Neighbors who want the festival moved reiterated complaints Monday about noise, disruption to surrounding businesses, damage to park grounds, displacement of youth sports teams, people urinating and trashing the streets nearby, safety risks from large crowds and how increased traffic affects access to nearby hospitals.
“They are pushing profits over people, profits over health care and safety over access to a safe, thriving community park that is for the people,” Joanna Tess said. “Riot Fest is a health risk to this community and it does not belong in Douglass Park.”
Resident Florina Flores said complaints haven’t been taken seriously, and the community has been exploited by Riot Fest and other big festivals for years.
“It’s just obnoxious and disruptive to daily life. There’s so many people who need to get to the hospital with serious emergencies,” Flores said. “I don’t think anything like this would happen in a mainly white neighborhood.”
At a virtual meeting last week, Riot Fest’s community engagement director George Herrera and other organizers laid out a slew of improvements to the festival’s operations and plans for investment in Douglass Park.
These changes include placing speakers away from the hospitals and houses, leaving some park features open to the community during the event, hiring three North Lawndale artists to perform at the event and using a parking lot further away from the park to prevent traffic congestion for the hospitals.
Riot Fest promoters said they have generated $14 million in revenue since 2015, which includes city taxes, park district rental fees and local jobs.
Some in the community have lent their support.

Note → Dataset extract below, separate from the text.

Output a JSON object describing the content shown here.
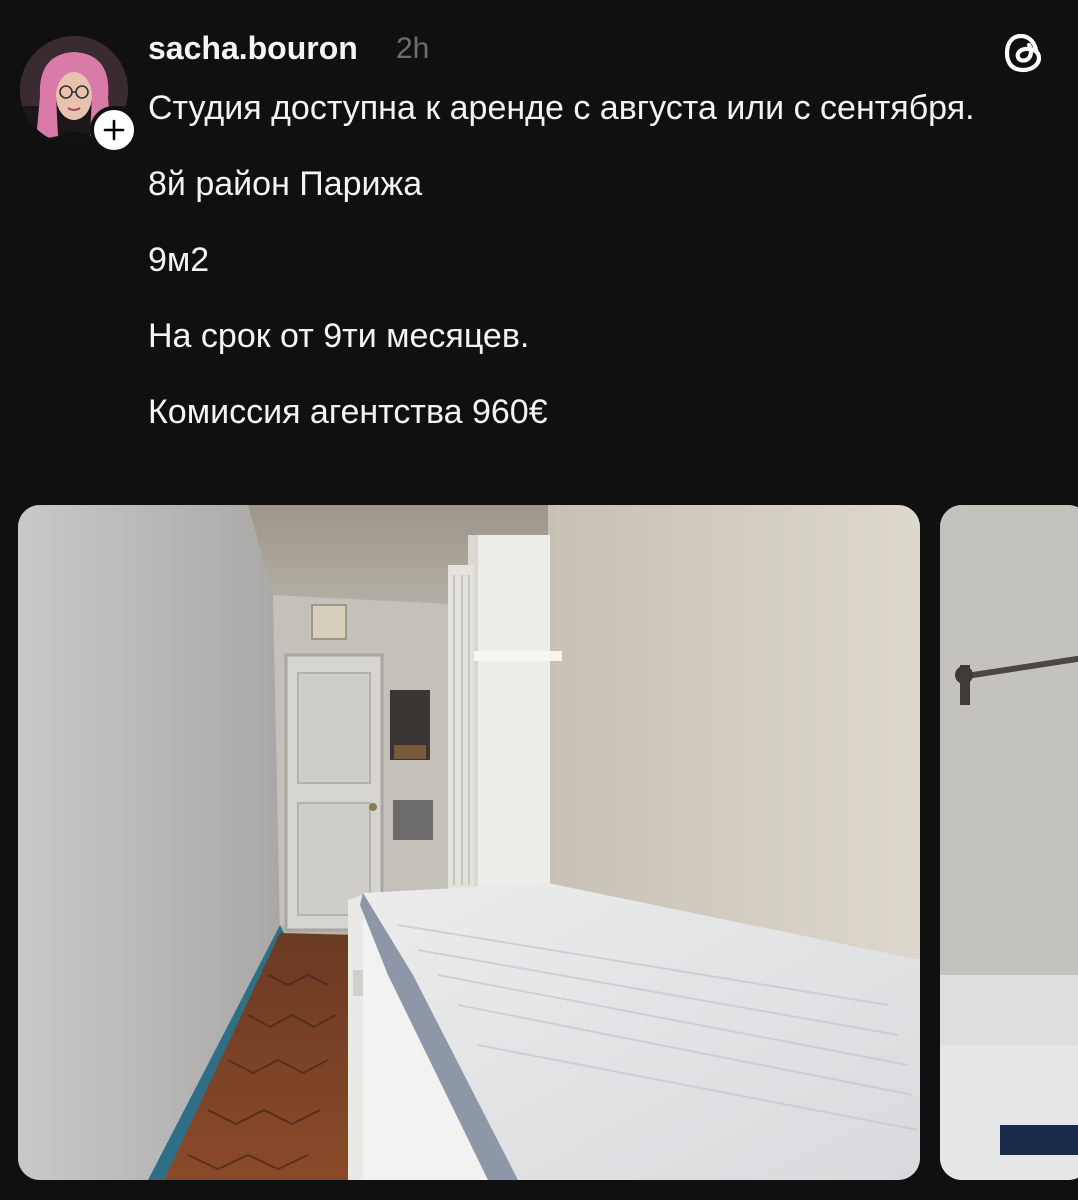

Ald. Monique Scott (24th) said last month she backed the event, citing the economic benefit. Local groups like including the Douglass Park Advisory Council, the North Lawndale Eagles football team, Little Village Foundation, the Illinois Hispanic Chamber of Commerce and the Chicago West Community Music Center also support the festival.
Activists like Hector Escobar, who once opposed the festival, said he is now in favor of it after speaking with Herrera and other organizations in North Lawndale and Little Village community.

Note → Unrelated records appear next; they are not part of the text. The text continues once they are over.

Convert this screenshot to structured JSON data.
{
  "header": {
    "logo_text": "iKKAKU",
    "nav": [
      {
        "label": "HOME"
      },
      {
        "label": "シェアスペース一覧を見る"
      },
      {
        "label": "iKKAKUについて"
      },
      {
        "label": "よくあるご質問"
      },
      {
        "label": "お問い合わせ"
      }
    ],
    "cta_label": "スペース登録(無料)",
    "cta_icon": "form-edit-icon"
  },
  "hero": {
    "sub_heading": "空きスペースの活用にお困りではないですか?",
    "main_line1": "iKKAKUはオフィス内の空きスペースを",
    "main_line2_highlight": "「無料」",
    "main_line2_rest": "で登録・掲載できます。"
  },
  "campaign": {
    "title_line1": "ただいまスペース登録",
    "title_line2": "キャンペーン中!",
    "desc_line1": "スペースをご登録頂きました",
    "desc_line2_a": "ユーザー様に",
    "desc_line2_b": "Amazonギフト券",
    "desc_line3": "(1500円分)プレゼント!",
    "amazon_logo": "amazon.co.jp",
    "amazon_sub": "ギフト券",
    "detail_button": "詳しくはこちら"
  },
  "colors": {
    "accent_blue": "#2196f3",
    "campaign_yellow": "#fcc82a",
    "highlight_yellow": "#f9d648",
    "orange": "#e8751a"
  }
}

“This is the first time they’ve been making an attempt to really engage with the community,” Escobar said of the Riot Fest promoters.
But protesters said they weren’t convinced, saying last week’s meeting was condescending and presented a tightly controlled message with little opportunity for neighbors to comment.
“They have had years to justify their presence, and they had nothing to substantiate why they should be in this park,” resident Denise Ferguson said. “The meeting had nothing to do with health and safety and more about the promises they made to people.”